Oliver Tate is coming of age and trying to find out who he is. Yet more importantly, he’s trying to get his leg over. Enter Jordana, a girl who is completely alien and yet so familiar. Throw into the mix the fact that he’s trying to save his parents marriage as well and you’ve got a pretty standard set up for a very British film.

But here is where the film cracks out the snails and dons the beret. The film itself is very French in the way it has been constructed. The playfulness of the French New Wave is infused in every sequence, yet the films director, Richard Ayoade (better known as Moss from TV’s The IT Crowd), owns the style in a more controlled manner as to avoid the anti-narrative tangents that the 60s film movement often divulged into. Montages of romance are interspliced with awkward family conversations and ridiculous slapstick, teenage humour with some rather disjointed interactions that can so easily cause a film to become thinly spread and schizophrenic - thankfully, this is not the case.

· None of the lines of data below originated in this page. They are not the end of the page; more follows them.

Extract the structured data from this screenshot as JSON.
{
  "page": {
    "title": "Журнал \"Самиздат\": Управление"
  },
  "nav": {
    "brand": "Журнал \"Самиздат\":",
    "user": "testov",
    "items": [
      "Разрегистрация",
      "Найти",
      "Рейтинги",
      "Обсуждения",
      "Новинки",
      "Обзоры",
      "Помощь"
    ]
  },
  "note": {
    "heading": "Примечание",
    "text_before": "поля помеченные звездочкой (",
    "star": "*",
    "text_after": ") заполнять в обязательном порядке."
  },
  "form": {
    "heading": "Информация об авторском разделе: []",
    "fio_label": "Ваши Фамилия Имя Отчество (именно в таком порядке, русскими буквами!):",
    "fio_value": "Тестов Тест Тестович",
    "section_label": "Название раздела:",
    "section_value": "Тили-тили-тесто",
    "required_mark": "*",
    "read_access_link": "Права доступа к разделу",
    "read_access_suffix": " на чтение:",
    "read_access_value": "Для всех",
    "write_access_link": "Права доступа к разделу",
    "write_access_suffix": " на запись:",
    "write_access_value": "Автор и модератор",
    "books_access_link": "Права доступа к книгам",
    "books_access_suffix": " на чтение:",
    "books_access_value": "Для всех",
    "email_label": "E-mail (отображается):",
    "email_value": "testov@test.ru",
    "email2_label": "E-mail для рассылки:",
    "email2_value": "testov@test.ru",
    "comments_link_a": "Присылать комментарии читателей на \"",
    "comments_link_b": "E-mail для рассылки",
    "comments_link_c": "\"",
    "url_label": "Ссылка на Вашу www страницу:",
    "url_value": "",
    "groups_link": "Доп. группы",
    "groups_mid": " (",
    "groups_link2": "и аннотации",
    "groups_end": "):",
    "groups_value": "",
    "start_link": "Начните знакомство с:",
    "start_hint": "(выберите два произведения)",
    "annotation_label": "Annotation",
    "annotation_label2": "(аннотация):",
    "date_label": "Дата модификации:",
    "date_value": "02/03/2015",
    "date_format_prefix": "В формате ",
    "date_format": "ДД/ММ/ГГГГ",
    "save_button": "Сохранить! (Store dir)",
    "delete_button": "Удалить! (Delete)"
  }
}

This is what could have happened...

This technique of filming is intrinsically linked to the fact the story is entirely told from Oliver’s point of view. Based on a novel that speaks entirely in the first person, the films construct becomes the visual representation of the internal thoughts he has. A line of voiceover (a regular occurrence in the film) sums it all up - “I often wish there was a film crew following my every move. Someone making a documentary about a prominent thinker who struggled with unspeakable loss.” The visual style of the film is how he imagines this documentary would be, and this calls into question just how British Oliver really is. If he is British, why does the film as told from his perspective remind me so much of the French New Wave?

This brings me back to the opening statement about teenagers wanting to be French. The most relatable part of the film, what makes it so charming, is the sheer pretentious arrogance that possesses Oliver. It is an arrogance that we have all embraced at some point in our lives around his tender age of 15. We’ve gone through phases, we’ve tried to be like our role models, we’ve tried to get laid, ALL of us have at one point, been like Oliver in our own way.

Of course I am now implying that the French are pretentious and arrogant. Of course I don’t mean that. For one thing, it helps them have a certain look like this...

"Ooh la la"

...and the image we Brits get across is something like this...

"Hang on Dave, I'll take you to hospital in a minute. I FOUND FLOOR CHIPS!"

So is this film’s rich blend of French and British (what I like to call Fritish) a mere mark of the stereotypical view we have of the French? Or is it just a heavily influenced film that has given a breath of Fresh air to the usual British film? Who cares? It’s a real gem of a film and not to be missed.

Which leads me to another point. Recently, we are seeing British directors coming into their own to make new and innovative films that better the latest Hollywood bank breaking projects. Duncan Jones with Moon, Edgar Wright with Shaun of the Dead, Gareth Edwards with Monsters and one I’m particularly excited about seeing, Joe Cornish with Attack The Block (Released May 13th). All of which have a hand in making some of the newer Hollywood films. We are seeing an uprising of British directors looking to take Hollywood by storm, to turn their tired and formulaic paint by numbers filmmaking into something new and great, to breathe life into a lagging film industry struggling with recession and piracy. I for one, am very excited for what could come around in the next few years.

As the French might say - “Vive la Révolution!”